The patient’s physical examination showed a temperature of 98.4 °F, blood pressure of 134/71 mmHg, heart rate of 90 beats per min, and respiratory rate of 18 breaths per min. He was in distress due to pain. He had no lymphadenopathy. His abdominal exam revealed positive bowel sounds and diffuse tenderness to deep palpation, but was non-distended, without rebound or guarding. He had no hepatosplenomegaly. His extremities displayed a full range of motion upon flexion and extension. He had normal muscle tone and bulk. There were no bony joint deformities, swelling, or tenderness. His lower extremities showed 1+ pitting edema to the knees. His genitourinary exam showed bilateral varicoceles, an uncircumcised phallus, and severe diffuse tenderness upon palpation of both testicles. The pain was unrelieved with lifting the testicles. The right testicle was abnormal, with irregular consistency.
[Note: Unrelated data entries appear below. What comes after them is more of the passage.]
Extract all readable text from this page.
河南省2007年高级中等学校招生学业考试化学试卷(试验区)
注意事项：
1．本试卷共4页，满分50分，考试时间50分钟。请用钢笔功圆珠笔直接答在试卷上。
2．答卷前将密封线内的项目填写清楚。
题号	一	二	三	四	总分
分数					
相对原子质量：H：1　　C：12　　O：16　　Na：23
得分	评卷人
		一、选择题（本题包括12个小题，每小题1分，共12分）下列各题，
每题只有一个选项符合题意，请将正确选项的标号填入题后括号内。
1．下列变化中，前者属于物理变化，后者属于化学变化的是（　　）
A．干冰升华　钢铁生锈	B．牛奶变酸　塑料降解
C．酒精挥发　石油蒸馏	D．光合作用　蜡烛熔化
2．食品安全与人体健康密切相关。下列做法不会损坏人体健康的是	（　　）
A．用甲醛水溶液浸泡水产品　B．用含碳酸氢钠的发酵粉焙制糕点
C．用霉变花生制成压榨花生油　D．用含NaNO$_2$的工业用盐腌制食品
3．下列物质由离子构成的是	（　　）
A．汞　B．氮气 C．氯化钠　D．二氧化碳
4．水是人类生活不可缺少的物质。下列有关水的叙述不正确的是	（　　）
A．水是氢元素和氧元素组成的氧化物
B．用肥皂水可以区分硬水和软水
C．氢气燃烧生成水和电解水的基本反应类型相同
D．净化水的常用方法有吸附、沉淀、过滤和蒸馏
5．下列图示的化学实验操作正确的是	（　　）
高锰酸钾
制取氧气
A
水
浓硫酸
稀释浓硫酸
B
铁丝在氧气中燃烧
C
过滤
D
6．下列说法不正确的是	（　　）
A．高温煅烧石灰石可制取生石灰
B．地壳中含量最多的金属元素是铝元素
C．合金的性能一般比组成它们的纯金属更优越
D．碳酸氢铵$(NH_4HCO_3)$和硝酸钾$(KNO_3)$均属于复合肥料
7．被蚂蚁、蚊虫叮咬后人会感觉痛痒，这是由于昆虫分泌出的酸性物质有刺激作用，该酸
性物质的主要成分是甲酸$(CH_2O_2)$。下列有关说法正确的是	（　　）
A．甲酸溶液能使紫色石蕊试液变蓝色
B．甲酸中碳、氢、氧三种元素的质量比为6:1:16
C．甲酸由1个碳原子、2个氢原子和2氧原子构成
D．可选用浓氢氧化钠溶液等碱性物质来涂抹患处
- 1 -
A varicocele is an abnormal swelling or enlargement of the venous system that drains the scrotum. The left testis is more likely to have idiopathic varicoceles, as the left testicular vein connects directly to the renal vein, causing increased venous pressure (while the right testicular vein drains directly into the inferior vena cava). The swelling in the lower extremities, in conjunction with the bilateral varicoceles, points towards a dysfunction or obstruction in the venous system, whether physiologic or structural. Portal hypertension from cirrhosis, among volume overload states, may lead to increased swelling in the genital area and peripheral edema.

Initial laboratory values included sodium 135 mmol/L, potassium 4.0 mmol/L, chloride 99 mmol/L, bicarbonate 28 mmol/L, blood urea nitrogen 17 mg/dL, creatinine 1.0 mg/dL, white blood count 12 cells/cm, hemoglobin 13 g/dL, platelets 164,000/cm, total protein 8.6 g/dL, albumin 3.0 g/dL, total bilirubin 0.7 mg/dL, aspartate aminotransferase 64/L, alanine amino transferase 50/L, alkaline phosphatase 135/L, prothrombin 14.5 s, and activated partial thromboplastin 30 s. Amylase, lipase, and lactic acid were within normal limits. Urinalysis was within normal limits.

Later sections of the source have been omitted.